Turkish President Erdoğan Launches Bitter Attack on Netanyahu, Hints at Conspiracy Theory Over Charlie Hebdo Attack
Turkey’s authoritarian President, Recep Tayyip Erdoğan, became the first world leader to break ranks with yesterday’s message of unity articulated at the Paris anti-terror rally, launching a savage personal attack on Israeli Prime Minister Benjamin Netanyahu for participating in the event. The Turkish leader also gave an answer bordering on conspiracy theory to a question about the Charlie Hebdo massacre in Paris, opining about “games being played with the Islamic world,” and expressing anger that “French citizens carry out such a massacre, and Muslims pay the price.”

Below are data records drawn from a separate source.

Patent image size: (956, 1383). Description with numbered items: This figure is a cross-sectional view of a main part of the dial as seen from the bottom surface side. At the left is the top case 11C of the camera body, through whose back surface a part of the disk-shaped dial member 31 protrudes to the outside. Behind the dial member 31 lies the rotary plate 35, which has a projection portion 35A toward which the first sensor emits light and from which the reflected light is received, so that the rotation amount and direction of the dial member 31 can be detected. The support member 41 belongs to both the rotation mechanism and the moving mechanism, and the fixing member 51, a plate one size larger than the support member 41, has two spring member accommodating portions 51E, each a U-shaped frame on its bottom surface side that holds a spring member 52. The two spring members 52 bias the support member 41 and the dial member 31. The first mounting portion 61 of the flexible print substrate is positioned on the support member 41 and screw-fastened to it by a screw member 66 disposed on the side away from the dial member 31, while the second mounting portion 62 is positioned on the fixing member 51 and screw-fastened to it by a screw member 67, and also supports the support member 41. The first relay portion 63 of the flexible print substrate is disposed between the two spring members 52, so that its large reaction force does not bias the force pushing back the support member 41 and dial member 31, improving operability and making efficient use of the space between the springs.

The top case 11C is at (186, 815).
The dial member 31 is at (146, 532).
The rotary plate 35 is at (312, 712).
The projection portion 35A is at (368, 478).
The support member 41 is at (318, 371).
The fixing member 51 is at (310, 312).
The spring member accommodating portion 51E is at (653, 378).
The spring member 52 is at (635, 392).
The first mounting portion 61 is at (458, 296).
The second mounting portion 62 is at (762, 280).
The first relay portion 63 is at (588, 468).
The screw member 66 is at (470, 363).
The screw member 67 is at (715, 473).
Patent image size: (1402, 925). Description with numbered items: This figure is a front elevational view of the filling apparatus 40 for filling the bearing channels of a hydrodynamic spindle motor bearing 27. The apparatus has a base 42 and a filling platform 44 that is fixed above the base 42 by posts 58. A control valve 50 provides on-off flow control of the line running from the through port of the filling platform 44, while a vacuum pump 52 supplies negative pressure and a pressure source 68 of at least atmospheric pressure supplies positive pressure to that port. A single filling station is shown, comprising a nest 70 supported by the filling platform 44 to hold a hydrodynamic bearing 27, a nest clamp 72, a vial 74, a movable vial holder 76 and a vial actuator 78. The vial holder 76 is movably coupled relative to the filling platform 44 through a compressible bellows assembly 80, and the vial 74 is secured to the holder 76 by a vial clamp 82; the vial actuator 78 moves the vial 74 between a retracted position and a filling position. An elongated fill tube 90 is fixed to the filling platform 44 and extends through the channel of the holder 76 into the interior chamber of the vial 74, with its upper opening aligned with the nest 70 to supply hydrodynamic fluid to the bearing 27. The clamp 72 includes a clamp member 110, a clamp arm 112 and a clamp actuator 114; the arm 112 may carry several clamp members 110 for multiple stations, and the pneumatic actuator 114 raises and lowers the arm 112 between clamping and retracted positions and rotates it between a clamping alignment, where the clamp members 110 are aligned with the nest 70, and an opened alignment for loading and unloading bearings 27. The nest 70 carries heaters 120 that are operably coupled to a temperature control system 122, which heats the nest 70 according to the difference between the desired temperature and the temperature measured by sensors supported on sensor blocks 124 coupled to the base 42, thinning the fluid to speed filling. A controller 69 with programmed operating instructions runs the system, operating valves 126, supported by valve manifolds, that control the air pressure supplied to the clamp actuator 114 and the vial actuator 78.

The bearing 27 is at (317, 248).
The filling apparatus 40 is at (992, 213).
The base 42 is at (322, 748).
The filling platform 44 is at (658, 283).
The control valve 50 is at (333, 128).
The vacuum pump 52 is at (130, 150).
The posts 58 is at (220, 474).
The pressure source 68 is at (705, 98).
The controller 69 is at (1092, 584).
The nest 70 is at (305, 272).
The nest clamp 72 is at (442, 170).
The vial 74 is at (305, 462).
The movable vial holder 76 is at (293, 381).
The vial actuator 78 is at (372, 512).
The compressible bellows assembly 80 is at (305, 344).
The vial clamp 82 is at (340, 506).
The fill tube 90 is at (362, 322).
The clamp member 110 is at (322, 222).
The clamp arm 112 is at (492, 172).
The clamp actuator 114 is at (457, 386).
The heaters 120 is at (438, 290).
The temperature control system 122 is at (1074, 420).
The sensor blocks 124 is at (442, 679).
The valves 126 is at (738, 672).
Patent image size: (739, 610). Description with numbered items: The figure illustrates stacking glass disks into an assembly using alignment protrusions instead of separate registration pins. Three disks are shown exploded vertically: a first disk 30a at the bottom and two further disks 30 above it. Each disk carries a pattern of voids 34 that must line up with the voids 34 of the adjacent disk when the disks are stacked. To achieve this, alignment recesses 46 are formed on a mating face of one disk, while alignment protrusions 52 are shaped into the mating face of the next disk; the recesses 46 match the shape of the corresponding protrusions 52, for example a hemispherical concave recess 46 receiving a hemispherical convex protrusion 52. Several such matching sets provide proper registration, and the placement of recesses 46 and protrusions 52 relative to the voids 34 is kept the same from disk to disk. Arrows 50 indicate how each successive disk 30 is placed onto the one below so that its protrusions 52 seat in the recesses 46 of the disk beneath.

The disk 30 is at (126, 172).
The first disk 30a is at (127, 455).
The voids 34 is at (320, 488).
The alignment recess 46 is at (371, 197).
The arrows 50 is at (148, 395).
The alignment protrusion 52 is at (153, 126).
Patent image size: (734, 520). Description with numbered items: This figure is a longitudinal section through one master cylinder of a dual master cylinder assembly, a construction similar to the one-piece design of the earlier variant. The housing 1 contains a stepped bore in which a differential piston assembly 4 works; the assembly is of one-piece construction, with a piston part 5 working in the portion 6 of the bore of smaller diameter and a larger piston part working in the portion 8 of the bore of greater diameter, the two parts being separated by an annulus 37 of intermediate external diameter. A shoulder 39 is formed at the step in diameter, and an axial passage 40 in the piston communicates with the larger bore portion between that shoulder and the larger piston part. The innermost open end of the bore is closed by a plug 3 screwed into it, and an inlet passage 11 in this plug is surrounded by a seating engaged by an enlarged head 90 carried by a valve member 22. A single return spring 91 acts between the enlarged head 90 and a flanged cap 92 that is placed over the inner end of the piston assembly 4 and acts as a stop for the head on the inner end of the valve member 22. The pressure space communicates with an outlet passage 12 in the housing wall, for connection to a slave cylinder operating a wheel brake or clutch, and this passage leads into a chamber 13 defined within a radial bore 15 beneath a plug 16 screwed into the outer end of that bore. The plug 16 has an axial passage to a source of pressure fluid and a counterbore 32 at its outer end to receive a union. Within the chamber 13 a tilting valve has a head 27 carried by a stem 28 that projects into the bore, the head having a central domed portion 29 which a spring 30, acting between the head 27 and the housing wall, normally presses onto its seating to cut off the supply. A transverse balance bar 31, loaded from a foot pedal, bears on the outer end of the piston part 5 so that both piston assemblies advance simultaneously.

Speaking at a joint press conference with Palestinian Authority President Mahmoud Abbas – who also attended the rally, despite his continuing record of inciting terror against Israel – Erdoğan lambasted Netanyahu. “How can a man who has killed 2,500 people in Gaza with state terrorism wave his hand in Paris, like people are waiting in excitement for him to do so? How dare he go there?” he demanded. “You should first give an account for the children and the women you have killed.”
The Turkish president then embarked on a rant about Israeli policy in Jerusalem, attacking the Jewish state, according to Turkish newspaper Zaman, for “escalating tensions in the region by violating holy sites along with its recent increasingly aggressive behavior.” Erdoğan also declared that “protecting the Noble Sanctuary in Jerusalem – ” known to Jews as the Temple Mount – “is not only the duty of Palestine, but also the entire Islamic world.” He vowed as well to continue fighting against Israel’s “reckless behavior that recognizes no rules” with other Muslim countries and the international community.
At the same press conference, Erdoğan offered the outlines of a conspiracy theory in a vaguely worded answer to a question about the Charlie Hebdo massacre in Paris. “These [attacks] are all a result of a scenario. There are also games being played with the Islamic world. We need to be aware of this,” he said. “French citizens carry out such a massacre, and Muslims pay the price. That’s very meaningful … Doesn’t their intelligence organization track those who leave prison?”
For good measure, Erdoğan added, “The West’s hypocrisy is obvious. As Muslims, we’ve never taken part in terrorist massacres. Behind these lie racism, hate speech and Islamophobia.”
At no point in his remarks did Erdoğan, whose prime minister Ahmet Davutoglu was dispatched to the Paris rally, condemn any of the Islamist terrorist atrocities in France last week, or offer his condolences to the families of the victims.
Earlier, Erdoğan gave more than a hint of his regional ambitions when he greeted Abbas with a ceremony featuring sixteen “warriors” dressed in the respective military uniforms of the “16 Great Turkish Empires that ruled in Central or Western Asia, as well as parts of Africa,” including the Karakhanids and the Ottomans.